TEKNOFEST ve savunma teknolojilerinin geleceğini şekillendiren Selçuk Bayraktar, 13. TEKNOFEST öncesi canlı yayında yaptığı açıklamalarda festivalin ruhunu, milli savunma hamlelerini ve teknoloji vizyonunu özetledi. Bayraktar’ın sözleri, gençlere özgüven aşılama, yerli teknolojiye yatırım ve stratejik ortaklıklar ekseninde güçlü bir milli anlatı sunuyor.
TEKNOFEST: “Bende yapabilirim” diyen bir hareket
Bayraktar, TEKNOFEST için “muazzam bir hazırlık var, iki katı bir hazırlık yaptık” diyerek başlayan açıklamasında festivalin tasarımını “büyülü bir diyar gibi” olarak niteledi. Festivalin en önemli kazanımını ise gençlerde uyandırdığı inançta görüyor: Teknofest’in başarısı gençlerimize, topluma “bende yapabilirim” duygusunu aşılamak oldu. Bu yaklaşım, teknoloji üretimi ve girişimciliği açısından öğrenilmiş çaresizliği kıran bir sosyal dönüşüm olarak tanımlanıyor.
Savunma sanayii ve “çelik kubbe” hedefi
Savunma sanayimizin son 20 yıldaki başarısı Teknofest’in ana motivasyonu olduğunu vurgulayan Bayraktar, festivalin “özgüven devrimi” ve “paradigma dönüşümü” rolünü öne çıkardı. Hava savunmasını “dünyanın en zor teknolojilerinden biri” olarak tanımladı; saldırmanın kolay, savunmanın çok daha zor olduğunu belirtti.
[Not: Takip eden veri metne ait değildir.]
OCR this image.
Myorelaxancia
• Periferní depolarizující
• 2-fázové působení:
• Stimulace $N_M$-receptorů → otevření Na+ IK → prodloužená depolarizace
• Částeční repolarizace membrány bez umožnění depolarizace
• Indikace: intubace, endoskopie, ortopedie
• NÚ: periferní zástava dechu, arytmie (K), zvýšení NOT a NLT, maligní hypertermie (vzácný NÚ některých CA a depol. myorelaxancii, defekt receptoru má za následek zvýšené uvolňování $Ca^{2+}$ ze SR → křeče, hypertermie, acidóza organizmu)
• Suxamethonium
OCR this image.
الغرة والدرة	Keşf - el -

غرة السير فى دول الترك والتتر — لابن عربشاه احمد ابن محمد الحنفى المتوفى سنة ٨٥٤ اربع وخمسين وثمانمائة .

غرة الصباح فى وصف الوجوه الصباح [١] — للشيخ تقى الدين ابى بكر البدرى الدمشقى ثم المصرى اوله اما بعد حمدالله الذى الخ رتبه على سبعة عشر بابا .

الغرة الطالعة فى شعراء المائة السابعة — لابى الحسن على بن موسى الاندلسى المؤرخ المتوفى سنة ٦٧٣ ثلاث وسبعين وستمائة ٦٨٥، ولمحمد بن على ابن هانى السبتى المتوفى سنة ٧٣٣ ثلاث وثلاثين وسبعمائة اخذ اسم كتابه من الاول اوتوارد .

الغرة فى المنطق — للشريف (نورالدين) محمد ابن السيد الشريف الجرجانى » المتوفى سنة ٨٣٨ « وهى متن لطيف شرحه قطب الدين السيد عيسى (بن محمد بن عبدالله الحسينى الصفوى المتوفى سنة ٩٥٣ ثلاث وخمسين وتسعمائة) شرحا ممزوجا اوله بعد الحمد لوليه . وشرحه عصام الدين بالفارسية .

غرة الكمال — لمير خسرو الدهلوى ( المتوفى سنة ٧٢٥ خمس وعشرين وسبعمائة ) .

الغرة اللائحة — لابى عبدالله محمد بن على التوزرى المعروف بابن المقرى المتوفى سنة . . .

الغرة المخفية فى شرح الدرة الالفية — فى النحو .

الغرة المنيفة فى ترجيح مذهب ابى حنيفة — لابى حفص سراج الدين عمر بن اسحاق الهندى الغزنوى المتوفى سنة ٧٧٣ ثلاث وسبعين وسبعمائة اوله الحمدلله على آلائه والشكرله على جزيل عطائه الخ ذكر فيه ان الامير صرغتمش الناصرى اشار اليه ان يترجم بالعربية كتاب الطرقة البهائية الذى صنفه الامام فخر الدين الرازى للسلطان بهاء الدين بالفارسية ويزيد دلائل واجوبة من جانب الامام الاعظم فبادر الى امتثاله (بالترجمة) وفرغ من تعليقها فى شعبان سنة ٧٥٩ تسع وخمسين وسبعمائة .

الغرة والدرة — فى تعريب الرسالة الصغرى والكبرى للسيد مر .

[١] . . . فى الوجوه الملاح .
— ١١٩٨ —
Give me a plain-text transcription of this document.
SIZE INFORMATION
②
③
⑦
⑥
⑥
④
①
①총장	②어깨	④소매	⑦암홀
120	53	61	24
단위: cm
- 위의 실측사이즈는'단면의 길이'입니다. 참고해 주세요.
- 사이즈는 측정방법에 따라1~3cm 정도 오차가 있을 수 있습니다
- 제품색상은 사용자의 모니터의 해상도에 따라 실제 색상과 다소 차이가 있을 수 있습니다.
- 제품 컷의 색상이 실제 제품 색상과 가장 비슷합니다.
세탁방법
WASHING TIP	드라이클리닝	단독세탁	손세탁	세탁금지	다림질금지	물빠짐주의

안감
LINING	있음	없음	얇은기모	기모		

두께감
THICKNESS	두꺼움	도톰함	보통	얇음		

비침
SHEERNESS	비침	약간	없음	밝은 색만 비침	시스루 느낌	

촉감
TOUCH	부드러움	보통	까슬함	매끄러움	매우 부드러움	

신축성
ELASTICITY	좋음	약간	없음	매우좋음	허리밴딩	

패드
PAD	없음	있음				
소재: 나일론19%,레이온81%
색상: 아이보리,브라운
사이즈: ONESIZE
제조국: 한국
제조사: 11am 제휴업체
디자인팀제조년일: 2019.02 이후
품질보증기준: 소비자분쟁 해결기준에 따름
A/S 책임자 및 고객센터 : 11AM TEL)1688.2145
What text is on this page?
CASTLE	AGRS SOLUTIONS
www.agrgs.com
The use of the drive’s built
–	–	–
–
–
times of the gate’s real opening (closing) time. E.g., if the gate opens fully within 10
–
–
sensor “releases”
ASELSAN’ın geliştirdiği katmanlı sistemlere rağmen “tüm ülkemizi kapsayacak bir hava savunma sistemi henüz geliştirilmedi” uyarısında bulundu. Asıl hedefin caydırıcı olmak olduğunu ve tüm füzeleri engelleyebilen evrensel bir sistemin bulunmadığını hatırlattı. Bu bağlamda taaruz kapasitesini güçlendirmenin önemine dikkat çekti.
2030 vizyonu üzerine konuşurken Bayraktar, “2030’a kadar tam kapasite oluşturmuş olacağız” dedi; 5. nesil Kızılelma benzeri sistemlerle mukavemetin sağlanabileceğini, kamikaze dronelar ve yeni mühimmat-radar entegrasyonlarıyla taarruz kabiliyetinin de artırılacağını belirtti.
Kızılelma ve insansız hava sistemi hamleleri
Kızılelma projesiyle ilgili bilgi veren Bayraktar, platformun “düşük kapasiteli üretimde” olduğunu, iç yapısının baştan aşağı yenilendiğini ve son nihai prototipin geliştirildiğini söyledi. Hedefleri net: “Amacımız 2026'da Türk Silahlı Kuvvetleri envanterine katılmasını hedefliyoruz.” Kızılelma’yı insanlı uçaklara göre daha maliyet etkin ve pilot riski olmadan kullanılabilecek yeni nesil bir sistem olarak tanımladı.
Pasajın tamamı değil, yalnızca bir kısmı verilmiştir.